What is contrarian investing?
The world of investing is full of different strategies and approaches, each with its own advantages and disadvantages. One of the most intriguing and unconventional strategies is “contrarian investing.” This approach challenges popular wisdom and is based on the belief that markets often overreact to information, creating opportunities for investors who are willing to go against the grain. Here’s how it works.
What is contrarian investing?
Contrarian investing sounds sophisticated, but the basic idea is very simple. It involves investing against the grain… or against what the market seems to recommend. When prices drop, and markets are shaky, a bold contrarian strategy could translate into significant profits.
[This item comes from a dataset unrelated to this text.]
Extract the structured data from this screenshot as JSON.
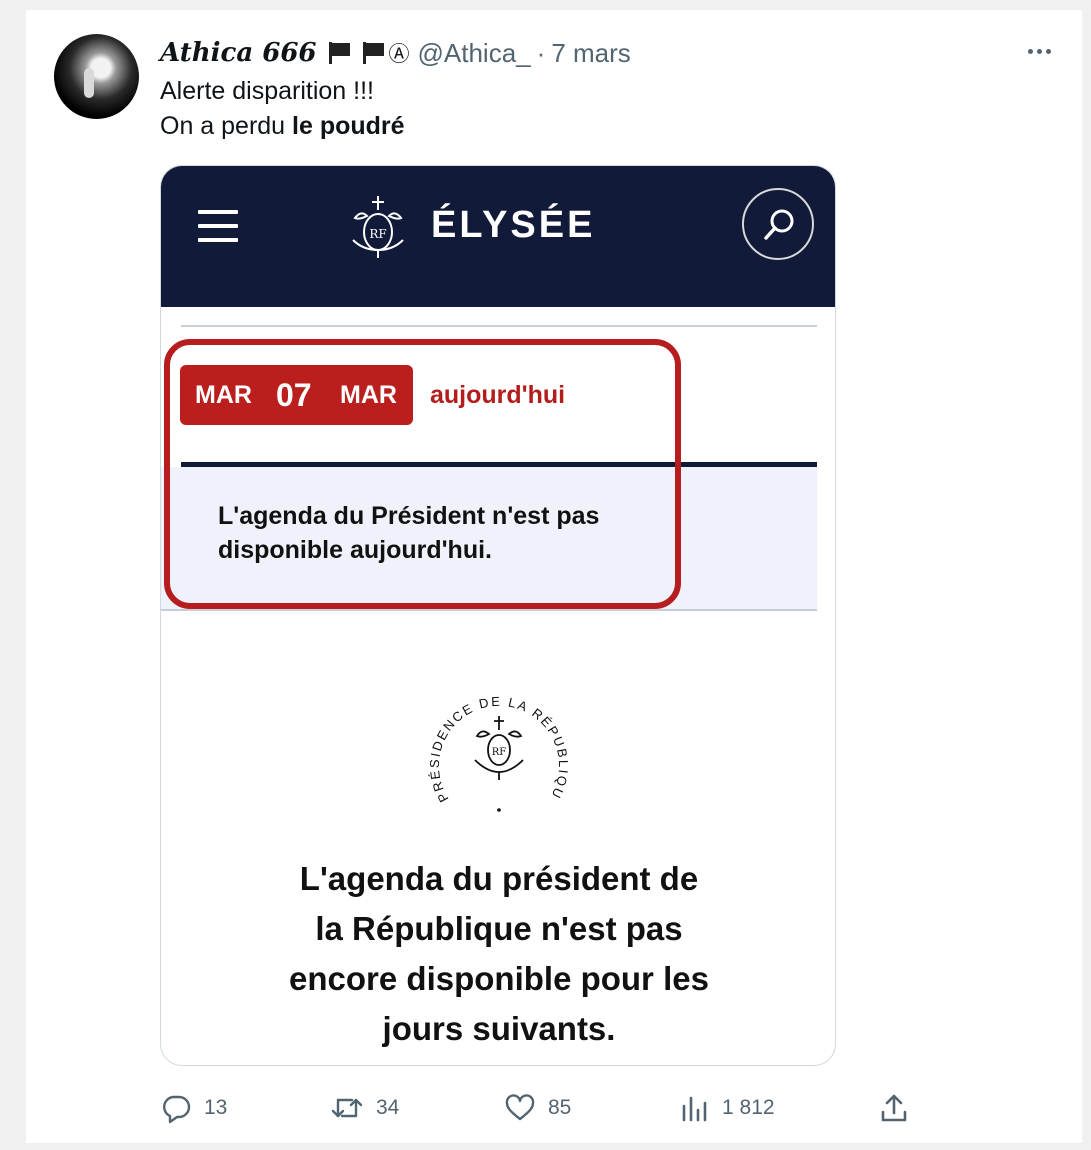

But you don’t need to wait for a crisis to show your contrarian side. It would suffice to buy shares that are currently down but believed to have potential. The difficulty lies in being able to identify these undervalued stocks. There’s something here, therefore, of value investing. But normally, the approach is more about going against the market. Why?
People tend to sell stocks that have recently performed poorly and buy those that are doing well. This reinforces market trends: the more a “hot” stock is bought, the more its value increases, and more investors want to buy it to avoid missing out. The contrarian strategy is based on having the right investments once market sentiment changes.
Examples of contrarian investing
One of the most famous examples of contrarian investing is the strategy used by Warren Buffett. Buffett often buys shares of companies that are experiencing temporary difficulties but have strong long-term fundamentals. A notable example is his investment in American Express during the salad oil scandal in the 1960s when the company’s shares were heavily punished.
Another example is John Templeton, who bought shares of Japanese companies after World War II when the Japanese economy was devastated. These investments proved to be extremely profitable as Japan recovered and became one of the world’s strongest economies.
Advantages of contrarian investing
The advantages of this strategy are clear: betting against the market can be very profitable.
- High-Yield Opportunities: By investing in undervalued assets, contrarian investors have the potential to achieve significant profits when the market eventually corrects its valuation.
- Diversification: Contrarian investing often leads to a diversified portfolio, as investors seek opportunities in sectors and assets that others avoid.
- Protection Against Bubbles: By avoiding overvalued assets, contrarian investors can protect themselves against market bubbles and drastic corrections.
Risks of contrarian investing
The main drawback of this strategy is that we might be wrong in applying it and invest against the market when it is actually correct…
- Market Timing: One of the biggest challenges of contrarian investing is getting the timing right. Identifying undervalued assets is only part of the challenge; the investor also needs to wait until the market recognizes the value of those assets, which can take a long time.
- Opportunity Cost: Investing in undervalued assets that take time to recover can mean missing out on opportunities in other assets that are generating returns.
- Risk of Incorrect Valuation: In other words, the risk of being wrong. Contrarian investors risk investing in assets that are undervalued for valid reasons, such as fundamental issues in the company or sector.
If it only had advantages, contrarian investing would be pointless. In fact, this strategy can be risky. We may overestimate our ability to identify “bargains” and expose ourselves to significant losses when we are wrong. Therefore, it is advisable to try and practice it only with a small portion of our portfolio to limit potential losses.